In a pair of tweets, Pompeo called on the international community “to publicly and unequivocally condemn Iran’s attacks” while hinting at possible consequences for Tehran.
It was not immediately clear whether the drone strikes led to any injuries or deaths at the two oil fields. Seeking to assure global markets, Saudi officials told The Wall Street Journal that the facilities would return to normal production levels Monday.
The International Energy Agency, which represents top energy-consuming nations, said it was monitoring the situation closely.

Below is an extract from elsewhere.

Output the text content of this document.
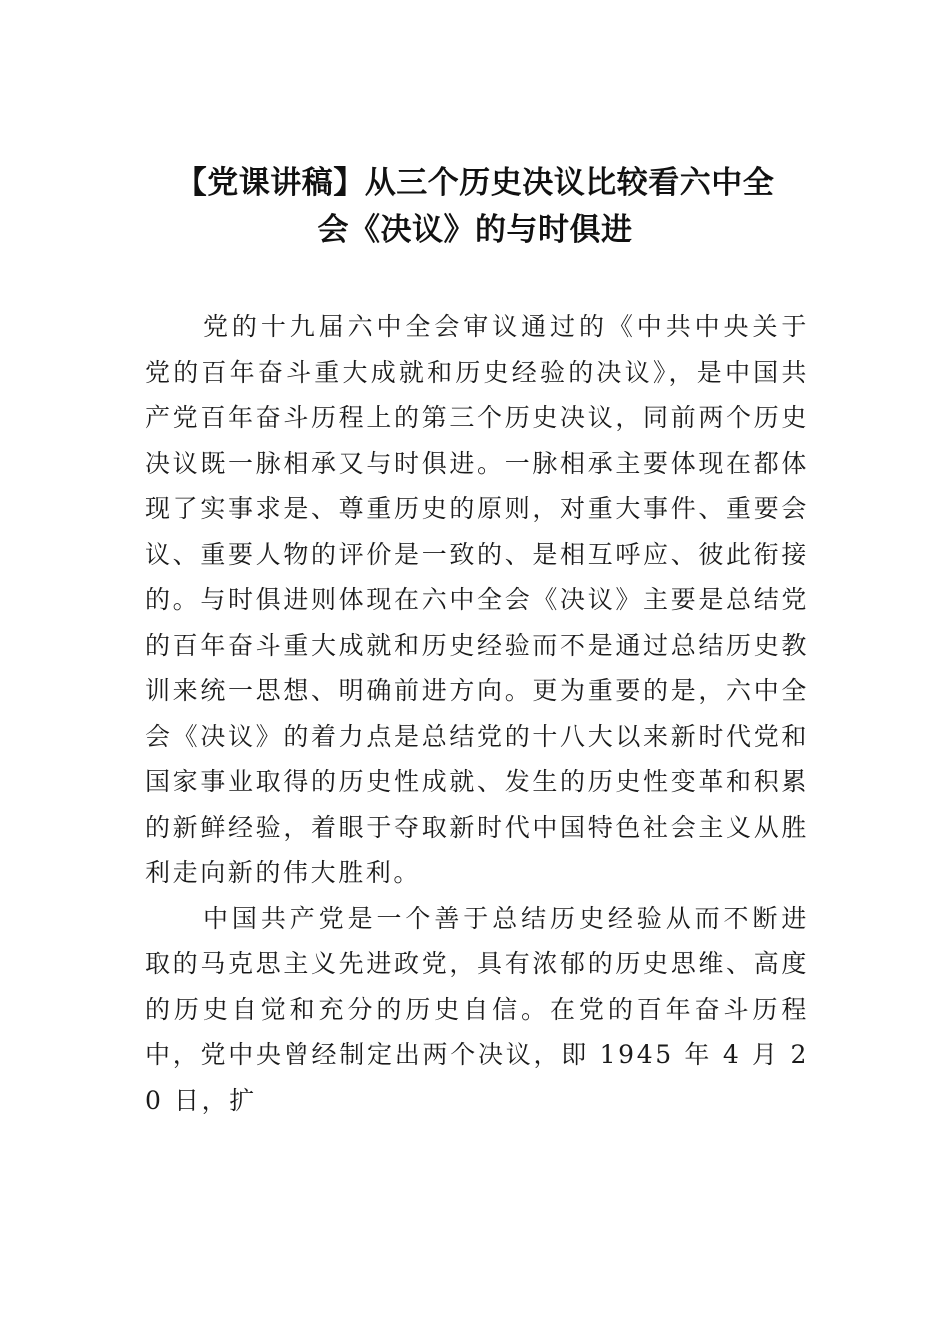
【党课讲稿】从三个历史决议比较看六中全
会《决议》的与时俱进

党的十九届六中全会审议通过的《中共中央关于党的百年奋斗重大成就和历史经验的决议》，是中国共产党百年奋斗历程上的第三个历史决议，同前两个历史决议既一脉相承又与时俱进。一脉相承主要体现在都体现了实事求是、尊重历史的原则，对重大事件、重要会议、重要人物的评价是一致的、是相互呼应、彼此衔接的。与时俱进则体现在六中全会《决议》主要是总结党的百年奋斗重大成就和历史经验而不是通过总结历史教训来统一思想、明确前进方向。更为重要的是，六中全会《决议》的着力点是总结党的十八大以来新时代党和国家事业取得的历史性成就、发生的历史性变革和积累的新鲜经验，着眼于夺取新时代中国特色社会主义从胜利走向新的伟大胜利。

中国共产党是一个善于总结历史经验从而不断进取的马克思主义先进政党，具有浓郁的历史思维、高度的历史自觉和充分的历史自信。在党的百年奋斗历程中，党中央曾经制定出两个决议，即 1945 年 4 月 20 日，扩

The deadly conflict has sparked one of the world’s worst humanitarian crises. In Yemen ― the Arab world’s poorest country ― 10 million people are “one step away from famine,” the United Nations announced earlier this year.
Nearly 100,000 have died since a Saudi-led coalition began battling the Houthi rebels in early 2015, months after Houthis seized the Yemeni capital of Sanaa.
Trump has faced strong criticism at home for his chummy relationship with the Saudi Crown Prince ― who is accused of human rights abuses including the brutal 2018 murder of Washington Post journalist Jamal Khashoggi.
The call to the Crown Price, commonly referred to by his initials, MBS, came just a few days after the U.S. said it would release the name of a Saudi national involved in carrying out the 9/11 terrorist attacks to families of the victims.